Para o palestrante, as empresas que flertaram com novas ideias conseguiram sobreviver com mais resiliência e sair com mais rapidez da crise motivada pela pandemia. “O maior momento de pensar em mudanças é quando essas ainda não se tornaram urgentes. Empresas que sempre flertaram com novas ideias, tiveram mais facilidade frente a mudanças mais radicais”, afirmou.

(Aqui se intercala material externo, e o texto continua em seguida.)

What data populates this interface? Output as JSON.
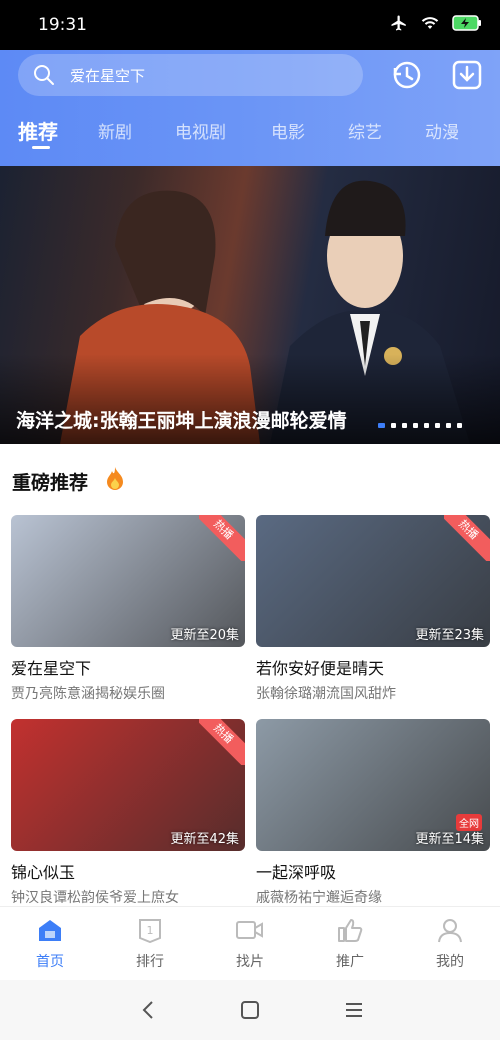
{
  "status": {
    "time": "19:31"
  },
  "search": {
    "placeholder": "爱在星空下"
  },
  "tabs": [
    "推荐",
    "新剧",
    "电视剧",
    "电影",
    "综艺",
    "动漫"
  ],
  "banner": {
    "title": "海洋之城:张翰王丽坤上演浪漫邮轮爱情",
    "slide_count": 8,
    "active_slide": 1
  },
  "section": {
    "title": "重磅推荐"
  },
  "cards": [
    {
      "title": "爱在星空下",
      "subtitle": "贾乃亮陈意涵揭秘娱乐圈",
      "update": "更新至20集",
      "badge": "热播",
      "color": "#b9c3d3"
    },
    {
      "title": "若你安好便是晴天",
      "subtitle": "张翰徐璐潮流国风甜炸",
      "update": "更新至23集",
      "badge": "热播",
      "color": "#5a6a82"
    },
    {
      "title": "锦心似玉",
      "subtitle": "钟汉良谭松韵侯爷爱上庶女",
      "update": "更新至42集",
      "badge": "热播",
      "color": "#c2312f"
    },
    {
      "title": "一起深呼吸",
      "subtitle": "戚薇杨祐宁邂逅奇缘",
      "update": "更新至14集",
      "badge_quanwang": "全网",
      "color": "#8d9aa6"
    }
  ],
  "nav": [
    {
      "label": "首页",
      "icon": "home-icon",
      "active": true
    },
    {
      "label": "排行",
      "icon": "ranking-icon"
    },
    {
      "label": "找片",
      "icon": "video-camera-icon"
    },
    {
      "label": "推广",
      "icon": "thumbs-up-icon"
    },
    {
      "label": "我的",
      "icon": "user-icon"
    }
  ],
  "colors": {
    "accent": "#3d7ef7",
    "header_start": "#5d8af5",
    "hot_badge": "#f25d5d"
  }
}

Papel do líder no pós-pandemia encerra Fórum de Hotéis Independentes

Marcelo De Elias provocou a reflexão do público com importantes considerações na última palestra do Fórum Brasileiro de Hotéis Independentes na 58ª Equipotel (Foto: Hugo Okada)

A pandemia e seus efeitos

Tudo o que vinha sendo delineado no mundo moderno foi acelerado pela pandemia. “O home-office, a vídeo-conferência, tudo isso já vinha acontecendo antes da pandemia. Mas é preciso estar aberto para mudanças. Hoje o jeito de fazer sucesso, é mudar, a mudança virou uma virtude. Muitas pessoas que nunca abriram conta corrente no celular, abriram agora. Pessoas humildes se viram obrigadas a entrar no ambiente digital. O movimento pendular é histórico: de um lado segurança e do outro, liberdade. As pessoas querem liberdade e é onde muitas portas voltam a abrir. Mas essa retomada muda e esse é o grande risco, não adianta vivenciar o futuro com a mente velha”.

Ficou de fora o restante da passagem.